本作でも空母加賀の大きなミニチュアが製作され、夜間訓練の場面なので誘導灯の電飾が施されてプールに浮かんでいました。 第二次大戦——太平洋戦争は、国家の都合によって全国民が巻き込まれた戦争です。反対していようがおかまいなしに巻き込まれ、有無もなく戦地に向かう。その理不尽をさまざまな視点で描き、血の出るような叫びで埋め尽くされる。生きること、死ぬことを考えざるを得ない、しかもその自由を奪うことこそ戦争という愚行である——圧倒的な映画でした。

なのに当時の批評では、好戦的な映画という意見がほとんどだったのです。どうしてこの結末を見て好戦的に見えるのか、ちっとも理解できませんでしたが、いつでも娯楽映画としてのダイナミズムは忘れない、舛田利雄監督のサービス精神がそう誤解させたのかもしれません。
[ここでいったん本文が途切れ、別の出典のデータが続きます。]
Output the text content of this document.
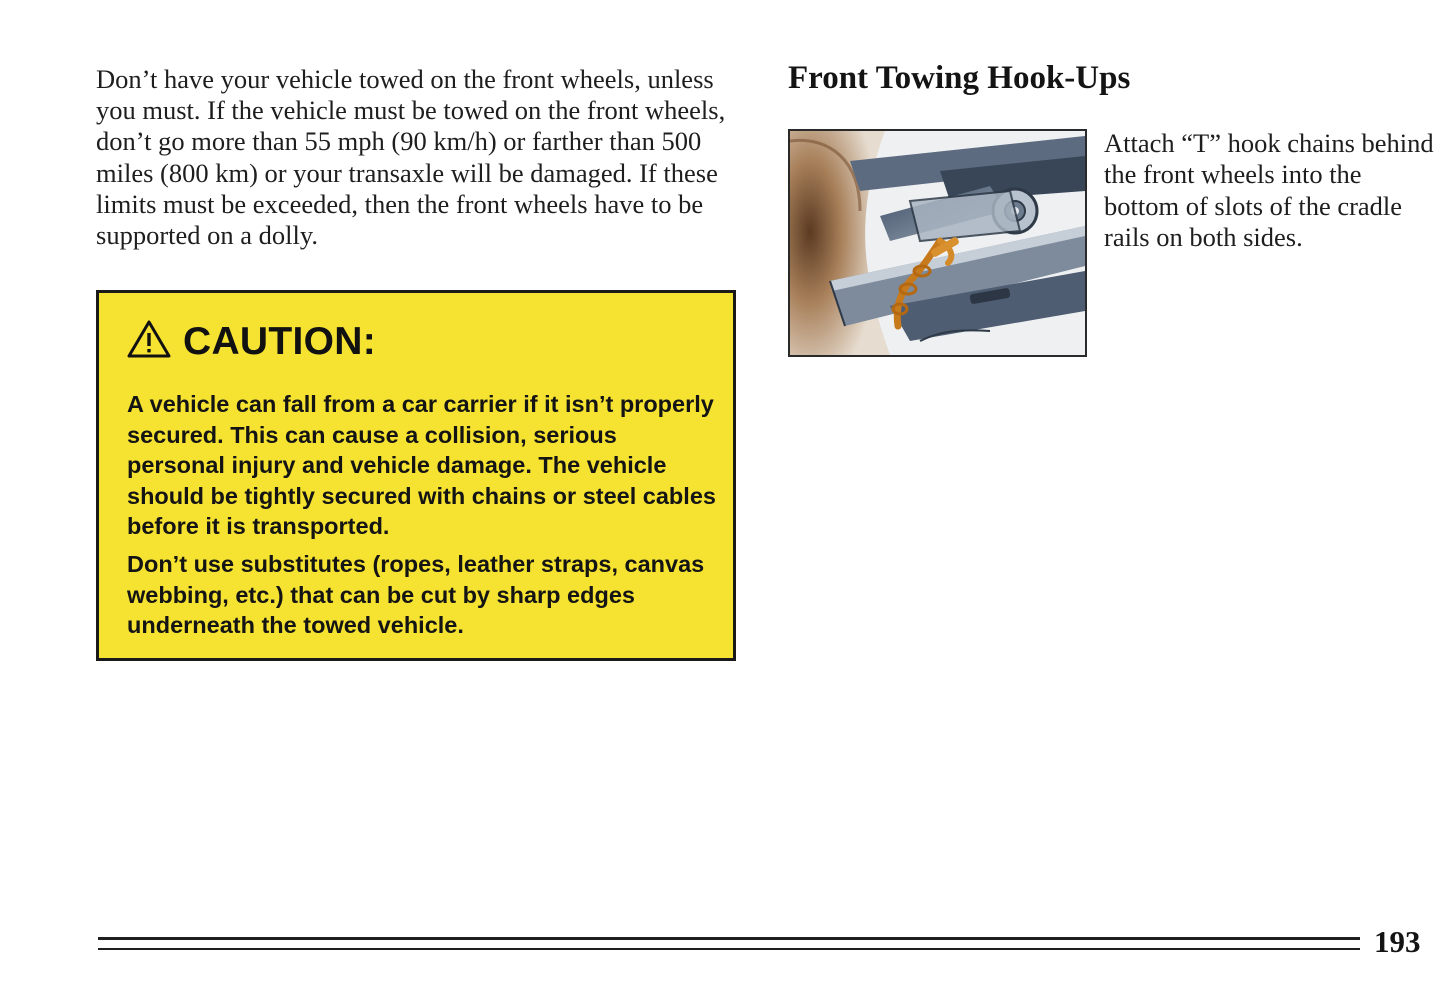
Don’t have your vehicle towed on the front wheels, unless you must. If the vehicle must be towed on the front wheels, don’t go more than 55 mph (90 km/h) or farther than 500 miles (800 km) or your transaxle will be damaged. If these limits must be exceeded, then the front wheels have to be supported on a dolly.

CAUTION:

A vehicle can fall from a car carrier if it isn’t properly secured. This can cause a collision, serious personal injury and vehicle damage. The vehicle should be tightly secured with chains or steel cables before it is transported.

Don’t use substitutes (ropes, leather straps, canvas webbing, etc.) that can be cut by sharp edges underneath the towed vehicle.

Front Towing Hook-Ups

Attach “T” hook chains behind the front wheels into the bottom of slots of the cradle rails on both sides.

193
ちなみに公開日である1982年8月7日に東宝系で公開されたのが『ハイティーン・ブギ』(1982)でした。前年から始まったジャニーズ事務所の男性アイドル、田原俊彦、野村義男、近藤真彦の3人の頭文字をとって田野近=たのきんトリオ主演のたのきんスーパーヒットシリーズ第4弾で、牧野和子さんの少女漫画の映画化なんですけど……その監督が舛田利雄さんなんですよ! 同じ日に別の会社の勝負作なのに監督が同じって信じられません。一体いつ撮っていたのでしょうか?  しかも興行収入は、14億円でその年第7位の『大日本帝国』を上回り、18億円で第4位。 これぞ日活全盛期に培ったバイタリティというものです。

文/樋口真嗣

『大日本帝国』(1982) 上映時間:3時間/日本
監督:舛田利雄
脚本:笠原和夫
出演:丹波哲郎、三浦友和、西郷輝彦、関根恵子、夏目雅子 他

太平洋戦争の苦しみをさまざまな視点から描き抜く。『二百三高知に』続き樋口真嗣を圧倒するこの戦争大作を世に送った舛田利雄監督は、ほぼ同時にアハハンなヒット作も撮っていた!【『大日本帝国』】_4

『大日本帝国』1982年公開©東映

アメリカとの和解の道が潰え、開戦。苦悩しながら指揮をとる東条英機ら首脳陣。南方戦線で苦悶をなめる青年将校。結婚直後に出征する理髪師。無事を祈りながら必死で生きるその妻や恋人たち。軍人から庶民まで、理不尽な戦争に翻弄されるさまざまな立場の日本人を描いた戦争群像劇。太平洋戦争の約4年間を、迫力ある戦闘シーンを交えながら3時間に集約、大ヒットを記録した。